Study: Line 5 Spill Could Top $1.8 Billion
A new risk analysis performed by Michigan Technological University and released in draft form last week indicates that a worst-case release on Enbridge Energy’s Line 5 pipeline under the Straits of Mackinac would sully more than 400 miles of shoreline and come at a total cost of $1.87 billion.
The study, the last bit of evidence to be considered by Gov. Rick Snyder as the state approaches an agreement with Enbridge on the future of the pipeline, was written by representatives of FTU, Michigan State University, Grand Valley State University, Oakland University and the University of Michigan, as well as Loyola University Chicago, North Dakota State University and the National Oceanic and Atmospheric Administration. Its aim is to estimate the risk the pipeline poses to the Great Lakes region.
Line 5 conveys crude oil and natural gas liquids under the Straits (which separates Michigan's Upper and Lower peninsulas, and connects Lake Michigan and Lake Huron); the 65-year-old twin pipeline has been subject to increasing controversy in recent years as evidence of coating delamination and unsupported lengths of pipeline has raised concerns about a release in the Great Lakes. Line 5 has never leaked, and last summer passed a high-pressure hydrotest; Enbridge has said that the pipeline poses no risk to the region, but neighbors, legislators and environmentalists have noted that any spill from the line could cause major damage to the environment in the tourism-heavy region.

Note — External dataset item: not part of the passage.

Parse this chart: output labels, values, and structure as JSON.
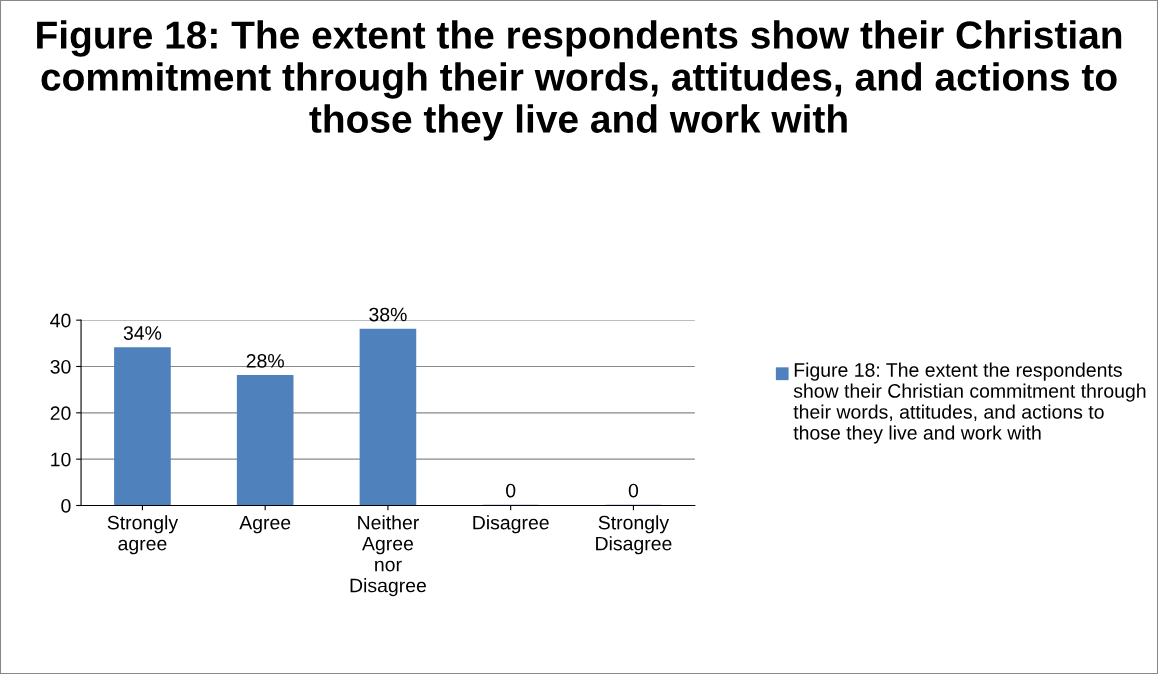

Michigan Tech was commissioned earlier this year by the Pipeline Safety Advisory Board to conduct the assessment, which modeled more than 4,300 possible spill scenarios to determine what the maximum possible damage would be from a release. The engineers conducting the study looked at spill location, size, type and how quickly the release would likely be detected to determine the worst possible case.
The worst case, the study notes, would involve a rupture of both of the twin lines, caused either by damage from a third party (such as the anchor strike that hit the lines earlier this year) or by incorrect operation—a "guillotine rupture" caused by overpressuring or hammer shock.

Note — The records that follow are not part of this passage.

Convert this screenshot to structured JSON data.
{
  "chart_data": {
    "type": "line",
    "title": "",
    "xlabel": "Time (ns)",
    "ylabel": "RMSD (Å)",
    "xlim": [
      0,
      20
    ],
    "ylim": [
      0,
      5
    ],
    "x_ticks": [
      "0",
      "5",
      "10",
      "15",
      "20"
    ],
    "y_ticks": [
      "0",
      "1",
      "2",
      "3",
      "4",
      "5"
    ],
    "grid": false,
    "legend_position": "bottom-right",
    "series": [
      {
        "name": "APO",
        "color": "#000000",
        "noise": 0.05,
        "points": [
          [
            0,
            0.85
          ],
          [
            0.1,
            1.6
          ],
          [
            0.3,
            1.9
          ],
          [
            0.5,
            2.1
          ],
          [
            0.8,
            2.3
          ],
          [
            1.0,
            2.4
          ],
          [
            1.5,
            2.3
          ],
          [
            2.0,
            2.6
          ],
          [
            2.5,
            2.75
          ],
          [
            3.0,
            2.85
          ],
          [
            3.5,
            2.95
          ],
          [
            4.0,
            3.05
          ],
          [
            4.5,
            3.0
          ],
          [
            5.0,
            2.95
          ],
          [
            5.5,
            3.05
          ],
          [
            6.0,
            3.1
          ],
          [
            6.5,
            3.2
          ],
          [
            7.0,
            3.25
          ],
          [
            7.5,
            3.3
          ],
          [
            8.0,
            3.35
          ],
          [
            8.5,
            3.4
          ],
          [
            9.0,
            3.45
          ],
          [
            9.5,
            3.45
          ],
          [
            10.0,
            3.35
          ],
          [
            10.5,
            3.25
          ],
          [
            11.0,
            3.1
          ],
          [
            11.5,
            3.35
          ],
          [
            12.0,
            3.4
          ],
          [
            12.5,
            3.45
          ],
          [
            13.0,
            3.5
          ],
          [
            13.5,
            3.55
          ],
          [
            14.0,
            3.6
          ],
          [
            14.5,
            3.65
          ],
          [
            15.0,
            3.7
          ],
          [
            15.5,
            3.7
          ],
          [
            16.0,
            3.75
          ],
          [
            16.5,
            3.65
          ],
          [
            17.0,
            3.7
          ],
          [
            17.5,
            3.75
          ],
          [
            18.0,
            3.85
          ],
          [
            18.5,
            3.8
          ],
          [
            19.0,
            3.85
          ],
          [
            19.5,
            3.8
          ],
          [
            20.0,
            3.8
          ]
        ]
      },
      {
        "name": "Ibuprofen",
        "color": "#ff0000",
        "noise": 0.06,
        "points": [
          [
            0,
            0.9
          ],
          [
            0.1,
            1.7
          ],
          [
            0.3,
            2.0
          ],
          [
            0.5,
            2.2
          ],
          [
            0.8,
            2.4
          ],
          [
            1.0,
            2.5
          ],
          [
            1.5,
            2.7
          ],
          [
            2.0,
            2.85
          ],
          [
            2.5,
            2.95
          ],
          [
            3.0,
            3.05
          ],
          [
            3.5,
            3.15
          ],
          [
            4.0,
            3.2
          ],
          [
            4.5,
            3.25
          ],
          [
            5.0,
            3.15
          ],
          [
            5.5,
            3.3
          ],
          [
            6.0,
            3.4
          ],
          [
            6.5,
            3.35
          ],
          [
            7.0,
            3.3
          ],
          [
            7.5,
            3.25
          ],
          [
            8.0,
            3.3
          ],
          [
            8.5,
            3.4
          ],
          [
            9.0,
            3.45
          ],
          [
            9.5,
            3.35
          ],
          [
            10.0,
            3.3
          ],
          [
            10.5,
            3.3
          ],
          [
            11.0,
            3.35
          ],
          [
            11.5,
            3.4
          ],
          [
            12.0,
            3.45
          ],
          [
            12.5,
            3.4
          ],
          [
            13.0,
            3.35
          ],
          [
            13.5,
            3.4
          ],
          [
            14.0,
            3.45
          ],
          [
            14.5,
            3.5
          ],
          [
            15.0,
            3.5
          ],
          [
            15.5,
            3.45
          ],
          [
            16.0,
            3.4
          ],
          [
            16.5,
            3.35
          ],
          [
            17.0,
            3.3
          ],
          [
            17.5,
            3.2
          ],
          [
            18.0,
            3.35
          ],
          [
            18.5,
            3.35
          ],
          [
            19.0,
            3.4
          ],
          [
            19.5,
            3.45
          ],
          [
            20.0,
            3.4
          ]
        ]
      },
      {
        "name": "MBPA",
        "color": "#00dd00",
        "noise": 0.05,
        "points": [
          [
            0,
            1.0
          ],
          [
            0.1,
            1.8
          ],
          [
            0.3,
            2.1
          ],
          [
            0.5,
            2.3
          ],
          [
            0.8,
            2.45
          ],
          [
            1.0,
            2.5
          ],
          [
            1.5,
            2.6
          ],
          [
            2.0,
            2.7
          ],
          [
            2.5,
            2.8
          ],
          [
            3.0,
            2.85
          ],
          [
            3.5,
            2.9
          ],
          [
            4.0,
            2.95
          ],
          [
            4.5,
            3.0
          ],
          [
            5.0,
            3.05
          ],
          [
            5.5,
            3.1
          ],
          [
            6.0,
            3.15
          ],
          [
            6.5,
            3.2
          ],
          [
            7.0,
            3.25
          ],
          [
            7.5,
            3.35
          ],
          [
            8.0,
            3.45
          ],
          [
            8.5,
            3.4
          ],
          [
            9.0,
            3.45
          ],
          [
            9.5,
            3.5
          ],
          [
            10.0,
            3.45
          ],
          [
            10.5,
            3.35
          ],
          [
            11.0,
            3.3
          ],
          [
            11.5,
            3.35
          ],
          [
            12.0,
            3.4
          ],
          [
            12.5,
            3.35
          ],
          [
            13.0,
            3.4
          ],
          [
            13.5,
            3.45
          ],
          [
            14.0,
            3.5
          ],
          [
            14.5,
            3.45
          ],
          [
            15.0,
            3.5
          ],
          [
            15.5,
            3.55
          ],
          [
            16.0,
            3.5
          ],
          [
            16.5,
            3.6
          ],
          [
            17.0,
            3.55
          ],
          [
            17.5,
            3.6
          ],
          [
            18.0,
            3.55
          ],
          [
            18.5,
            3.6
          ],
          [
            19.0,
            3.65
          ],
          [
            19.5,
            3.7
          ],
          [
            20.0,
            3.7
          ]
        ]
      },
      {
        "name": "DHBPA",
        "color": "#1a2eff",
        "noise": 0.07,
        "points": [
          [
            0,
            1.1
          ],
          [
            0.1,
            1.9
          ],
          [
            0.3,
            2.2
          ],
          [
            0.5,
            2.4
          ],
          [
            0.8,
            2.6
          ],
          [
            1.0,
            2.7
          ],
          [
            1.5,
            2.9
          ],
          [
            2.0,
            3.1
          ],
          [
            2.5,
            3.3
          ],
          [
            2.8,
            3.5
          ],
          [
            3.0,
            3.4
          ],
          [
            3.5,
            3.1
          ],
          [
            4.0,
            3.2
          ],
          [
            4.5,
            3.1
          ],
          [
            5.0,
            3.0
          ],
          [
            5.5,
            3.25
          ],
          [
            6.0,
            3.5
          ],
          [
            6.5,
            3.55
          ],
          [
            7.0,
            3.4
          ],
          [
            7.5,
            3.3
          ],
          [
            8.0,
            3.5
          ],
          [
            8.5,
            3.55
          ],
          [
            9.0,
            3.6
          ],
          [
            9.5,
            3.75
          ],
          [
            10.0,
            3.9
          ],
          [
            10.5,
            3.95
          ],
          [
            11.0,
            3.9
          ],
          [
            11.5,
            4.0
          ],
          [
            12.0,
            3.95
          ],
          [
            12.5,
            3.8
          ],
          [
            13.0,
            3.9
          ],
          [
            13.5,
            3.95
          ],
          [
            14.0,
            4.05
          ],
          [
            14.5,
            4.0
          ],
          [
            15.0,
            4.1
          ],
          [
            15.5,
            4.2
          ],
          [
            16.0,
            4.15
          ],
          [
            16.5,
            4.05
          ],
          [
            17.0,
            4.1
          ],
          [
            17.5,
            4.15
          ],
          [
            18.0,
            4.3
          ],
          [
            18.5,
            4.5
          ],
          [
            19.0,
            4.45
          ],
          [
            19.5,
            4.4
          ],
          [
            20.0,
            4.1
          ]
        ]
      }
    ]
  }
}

Line 5 conveys crude oil and natural gas liquids under the Straits (which separates Michigan's Upper and Lower peninsulas, and connects Lake Michigan and Lake Huron).
A worst-case release would spread oil along 437 miles of coastline on both Huron and Michigan, spoiling shores as far east as Ontario's Bruce Peninsula or as far west as Sheboygan, Wisconsin, depending on the weather and the lake conditions. Up to 47 species could be affected by such a spill.

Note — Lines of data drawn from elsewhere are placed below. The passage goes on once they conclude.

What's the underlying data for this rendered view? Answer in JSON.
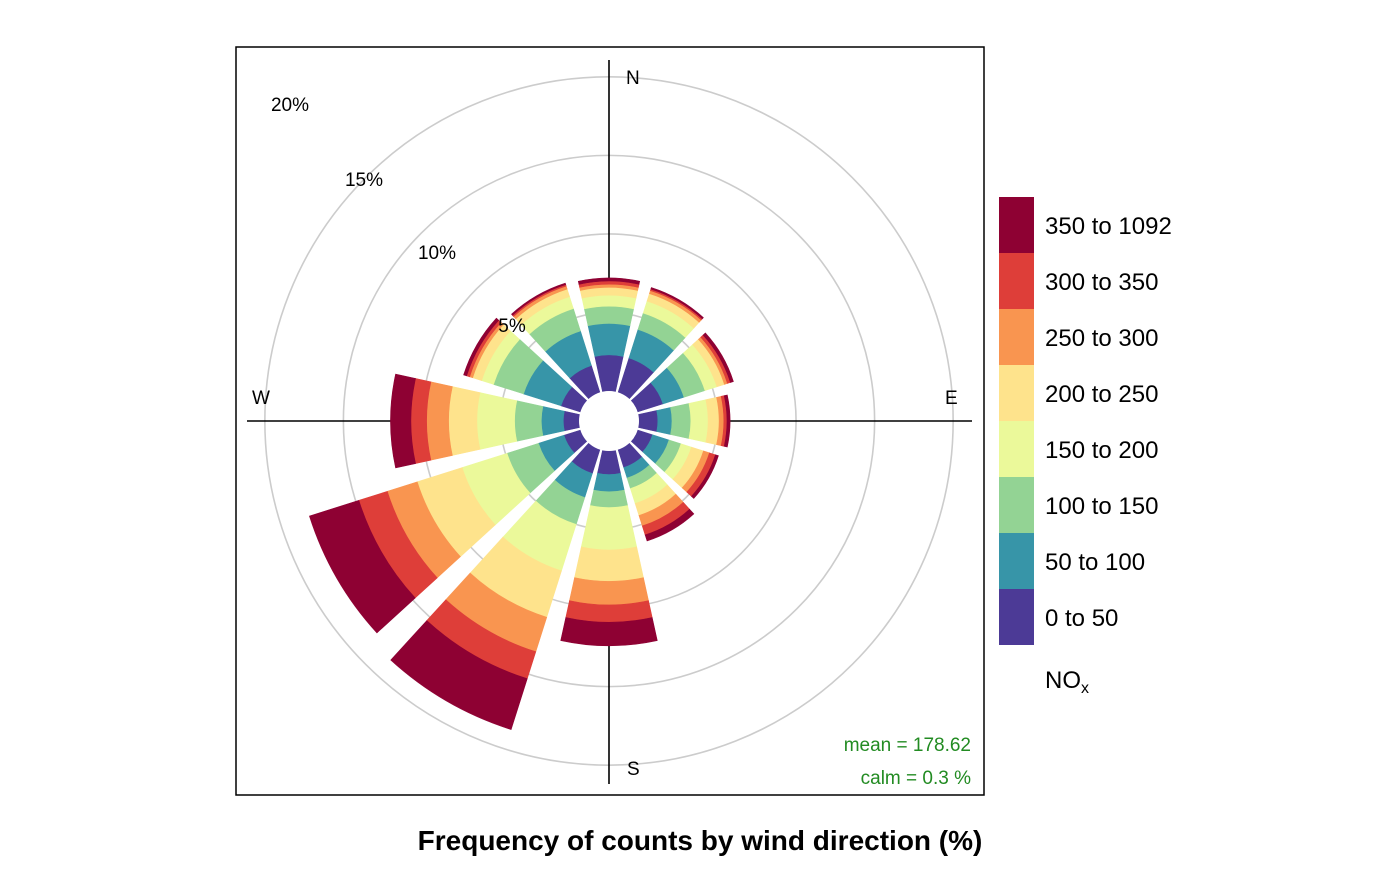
{
  "chart_data": {
    "type": "polar-stacked-bar",
    "title": "",
    "xlabel": "Frequency of counts by wind direction (%)",
    "directions_deg": [
      0,
      30,
      60,
      90,
      120,
      150,
      180,
      210,
      240,
      270,
      300,
      330
    ],
    "cardinals": {
      "north": "N",
      "east": "E",
      "south": "S",
      "west": "W"
    },
    "rings": {
      "values": [
        5,
        10,
        15,
        20
      ],
      "labels": [
        "5%",
        "10%",
        "15%",
        "20%"
      ]
    },
    "max_radius": 21.2,
    "legend": {
      "title_main": "NO",
      "title_sub": "x",
      "bins": [
        "0 to 50",
        "50 to 100",
        "100 to 150",
        "150 to 200",
        "200 to 250",
        "250 to 300",
        "300 to 350",
        "350 to 1092"
      ],
      "colors": [
        "#4C3A96",
        "#3795A8",
        "#93D394",
        "#EBF99A",
        "#FEE38C",
        "#F99550",
        "#DE3E39",
        "#8E0133"
      ]
    },
    "series_cumulative": [
      [
        2.3,
        4.3,
        5.4,
        6.1,
        6.6,
        6.8,
        7.0,
        7.2
      ],
      [
        2.3,
        4.2,
        5.3,
        6.1,
        6.6,
        6.8,
        6.9,
        7.0
      ],
      [
        1.7,
        3.1,
        4.5,
        5.3,
        5.8,
        6.0,
        6.2,
        6.4
      ],
      [
        1.2,
        2.1,
        3.3,
        4.4,
        5.1,
        5.4,
        5.6,
        5.8
      ],
      [
        1.0,
        2.1,
        2.9,
        3.6,
        4.4,
        4.8,
        5.2,
        5.4
      ],
      [
        1.2,
        1.9,
        2.6,
        3.6,
        4.4,
        5.1,
        5.7,
        6.1
      ],
      [
        1.5,
        2.6,
        3.6,
        6.3,
        8.3,
        9.8,
        10.9,
        12.4
      ],
      [
        1.6,
        3.2,
        5.0,
        8.1,
        11.2,
        13.5,
        15.3,
        18.7
      ],
      [
        1.1,
        2.8,
        4.9,
        7.9,
        10.9,
        12.9,
        14.8,
        18.1
      ],
      [
        1.0,
        2.4,
        4.1,
        6.5,
        8.3,
        9.7,
        10.7,
        12.0
      ],
      [
        1.3,
        3.8,
        5.8,
        6.6,
        7.2,
        7.4,
        7.6,
        7.8
      ],
      [
        1.8,
        4.1,
        5.6,
        6.4,
        6.9,
        7.1,
        7.2,
        7.3
      ]
    ],
    "statistics": {
      "mean_label": "mean  =  178.62",
      "calm_label": "calm =  0.3 %"
    }
  }
}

The draft study is subject to public comment through September before its final version is published. Snyder is expected to come to a final agreement with Enbridge on the line's future later this fall.
Aside from keeping the pipeline as it is, options Enbridge has said are feasible include a concrete tunnel—which would leave "no feasible scenario" that would result in a release into the Straits—or the new construction of a line with a pipe-in-pipe secondary containment system, which would reduce risk to a "miniscule" level.